Ryan Freel: 1976-2012
Like many of you, I was just incredibly saddened when I heard the news Saturday that former Reds player Ryan Freel died from suicide at the young age of just 36. I know he had young kids and it’s just awful to get news like that.
My first season covering the Reds was 2006, which happened to be the year Freel first became a regular in Cincinnati after a few tenuous seasons as a utility guy. As a new writer on the beat, I really appreciated how nice and accessible Freel was. He seemed to trust me rather quickly and we always seemed to get along well.
You could definitely say Freel left it all on the field — perhaps too much sometimes. He would give up his body to make any play. Once in 2007, I saw him dive head first into the base of an outfield wall to make a catch against the Phillies’ Aaron Rowand….in a Spring Training game in Clearwater. His being unable to stay healthy sped his departure from Cincinnati and probably shortened his career.

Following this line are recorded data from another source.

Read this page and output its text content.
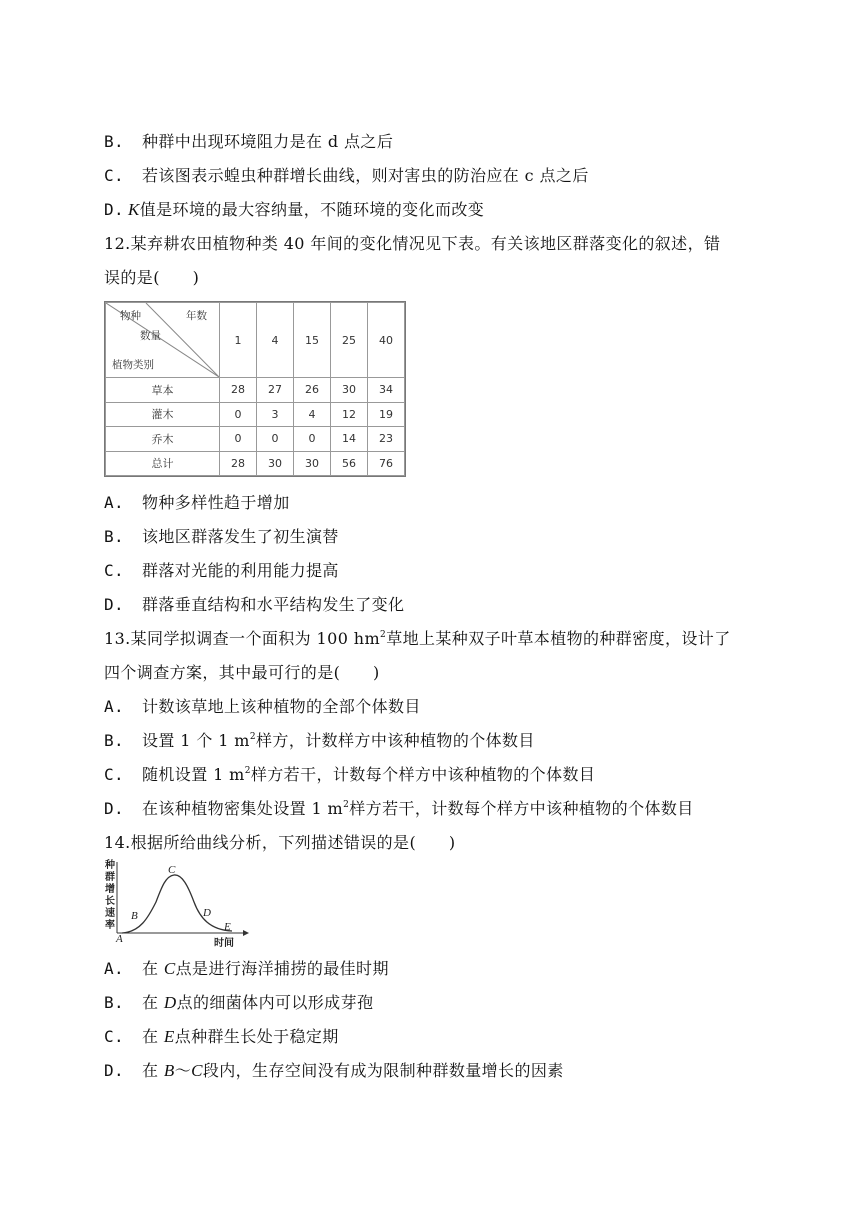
B. 种群中出现环境阻力是在 d 点之后
C. 若该图表示蝗虫种群增长曲线，则对害虫的防治应在 c 点之后
D. K值是环境的最大容纳量，不随环境的变化而改变
12.某弃耕农田植物种类 40 年间的变化情况见下表。有关该地区群落变化的叙述，错
误的是(　　)
物种 年数
数量
植物类别	1	4	15	25	40
草本	28	27	26	30	34
灌木	0	3	4	12	19
乔木	0	0	0	14	23
总计	28	30	30	56	76
A. 物种多样性趋于增加
B. 该地区群落发生了初生演替
C. 群落对光能的利用能力提高
D. 群落垂直结构和水平结构发生了变化
13.某同学拟调查一个面积为 100 $hm^2$草地上某种双子叶草本植物的种群密度，设计了
四个调查方案，其中最可行的是(　　)
A. 计数该草地上该种植物的全部个体数目
B. 设置 1 个 1 $m^2$样方，计数样方中该种植物的个体数目
C. 随机设置 1 $m^2$样方若干，计数每个样方中该种植物的个体数目
D. 在该种植物密集处设置 1 $m^2$样方若干，计数每个样方中该种植物的个体数目
14.根据所给曲线分析，下列描述错误的是(　　)
种
群
增
长
速
率
A
B
C
D
E
时间
A. 在 C点是进行海洋捕捞的最佳时期
B. 在 D点的细菌体内可以形成芽孢
C. 在 E点种群生长处于稳定期
D. 在 B～C段内，生存空间没有成为限制种群数量增长的因素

“I’m not going to change as far as being less aggressive,” Freel told me about a week before that amazing catch. “Deep down, I know it ain’t going to happen. I’ve already talked to myself plenty of times and tried to go that route [of playing it safe]. When it comes down to crunch time, it doesn’t matter. All of that flies out the window.”
It’s the style of play that was probably why Freel became popular with fans.
Freel suffered a concussion from a particularly nasty collision with teammate Norris Hopper later in 2007. He once estimated he had about nine or 10 concussions over his career.
There were times that Freel was also a little quirky. You could hear a very distinct laugh from around any corner and know it was him. During that 2006 season the day after he made an absolutely spectacular warning track diving catch vs. the Cardinals and Albert Pujols in August — in what might have been the best play of his career — he revealed the play received approval from his imaginary friend “Farney.” And for a time, Farney became rather popular around baseball.
“He’s the little guy in my head who I talk to, and I talk to him,” Freel said on Aug. 9, 2006. “Everyone thinks I talk to myself, so I tell them I’m talking to Farney.”